DORA ICT Email Control Mapper
Map your domain's DMARC, SPF, MTA-STS, TLS-RPT, and DNSSEC posture to DORA Articles 9, 10, and 11. Built for EU financial entities preparing for supervisor reviews under Regulation (EU) 2022/2554.
Why this matters
The Digital Operational Resilience Act (DORA, Regulation (EU) 2022/2554) has been in full effect across the EU financial sector since 17 January 2025. Every bank, insurer, investment firm, crypto-asset provider, and critical ICT third-party serving the FS sector must demonstrate the five ICT risk-management pillars listed in Article 6. Three of those pillars depend directly on email-authentication posture:
- Article 9 — Protection & prevention: §2(a) names "protection and prevention measures" against unauthorised access — DMARC, SPF, and DKIM are the only DNS-borne controls that block sender impersonation at receiver edge. §3(c) requires cryptographic protection of data in transit (MTA-STS).
- Article 10 — Detection: §1 requires mechanisms that promptly detect anomalous activities. TLS-RPT is the email-transport telemetry source supervisors look for.
- Article 11 — Response & recovery: DMARC aggregate (rua) reports feed the §1 incident-response process with first-party evidence of authentication failures during a security event.
What the supervisor will ask
Under Article 5(3), management bodies of FS entities are accountable for the ICT risk-management framework. The standard supervisor question on email-auth is "show us the policy, show us the evidence, show us the monitoring." This tool produces the evidence layer. The policy and monitoring layers live on the paid tier — DMARC report ingestion, weekly compliance digests, alert routing for control drift.

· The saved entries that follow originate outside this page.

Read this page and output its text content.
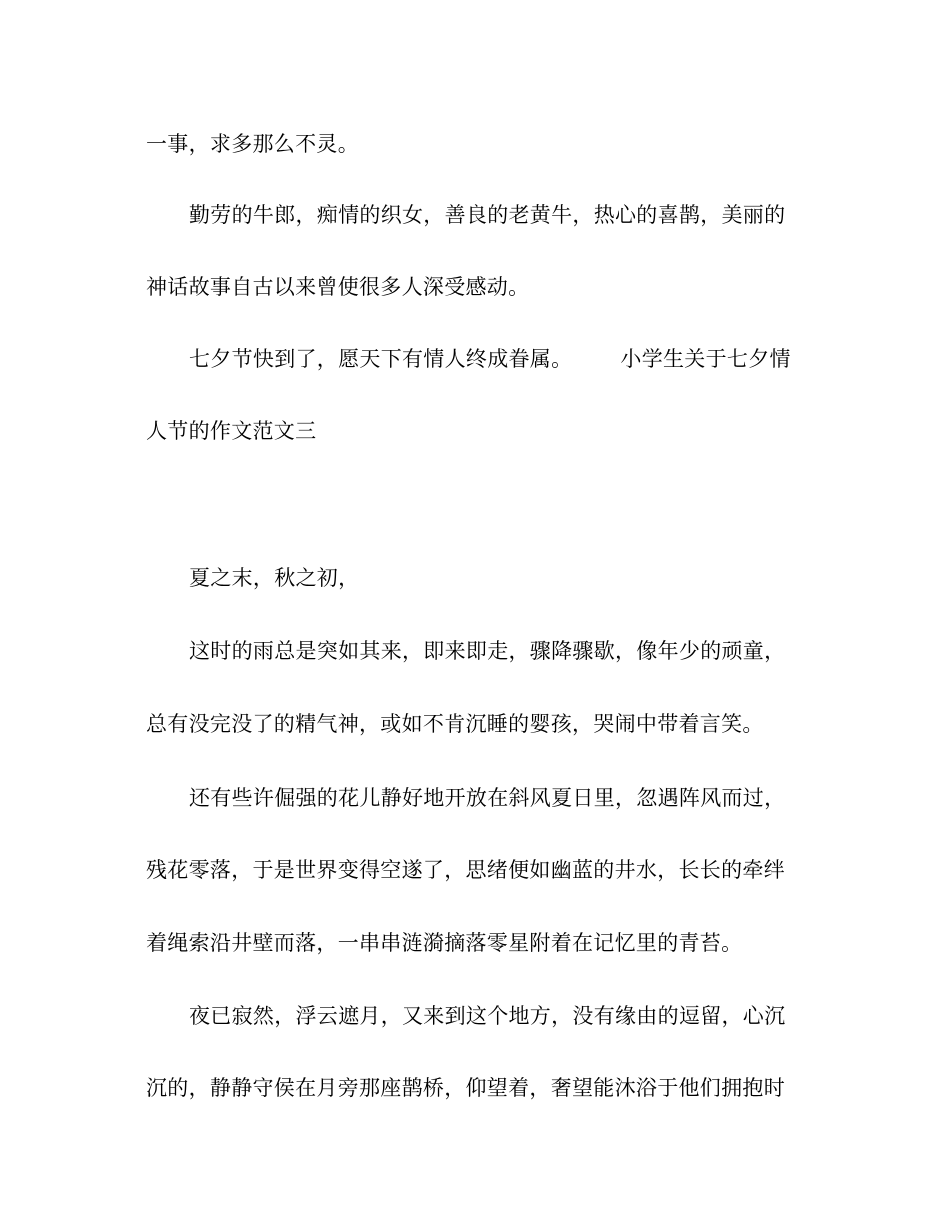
一事，求多那么不灵。
勤劳的牛郎，痴情的织女，善良的老黄牛，热心的喜鹊，美丽的
神话故事自古以来曾使很多人深受感动。
七夕节快到了，愿天下有情人终成眷属。 小学生关于七夕情
人节的作文范文三
夏之末，秋之初，
这时的雨总是突如其来，即来即走，骤降骤歇，像年少的顽童，
总有没完没了的精气神，或如不肯沉睡的婴孩，哭闹中带着言笑。
还有些许倔强的花儿静好地开放在斜风夏日里，忽遇阵风而过，
残花零落，于是世界变得空遂了，思绪便如幽蓝的井水，长长的牵绊
着绳索沿井壁而落，一串串涟漪摘落零星附着在记忆里的青苔。
夜已寂然，浮云遮月，又来到这个地方，没有缘由的逗留，心沉
沉的，静静守侯在月旁那座鹊桥，仰望着，奢望能沐浴于他们拥抱时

DORA Article 9-11 cross-walk
| Article | Requirement | Email-auth control |
|---|---|---|
Art. 9(2)(a) | Protection & prevention against unauthorised access | DMARC + SPF + DKIM |
Art. 9(3)(b) | Integrity of data | DNSSEC (signed identity records) |
Art. 9(3)(c) | Cryptographic protection of data in transit | MTA-STS enforce mode |
Art. 10(1) | Detection of anomalous activities | TLS-RPT (transport-layer telemetry) |
Art. 11(1) | Response & recovery — incident process | DMARC rua aggregate reports |
Subcontractors and the ESP supply chain
Commission Delegated Regulation 2025/532 (RTS on ICT subcontracting) brings every CRITICAL third-party email provider into scope. If your firm sends customer mail through an ESP (Mailgun, SendGrid, Postmark, etc.), the ESP's SPF/DKIM posture is your control — auditors will follow the include chain. Use the SPF flattener to walk it and the DMARC report analyzer to confirm each subcontractor is signing the messages they send on your behalf.
What this tool does not cover
Article 6 lists five pillars: governance & organisation, ICT risk-management framework, ICT third-party risk management, digital operational resilience testing, and information & intelligence sharing. The email-auth check above evidences the technical sub-controls of the second pillar only. Use this scorecard as supporting evidence inside a DORA programme, not as the programme itself.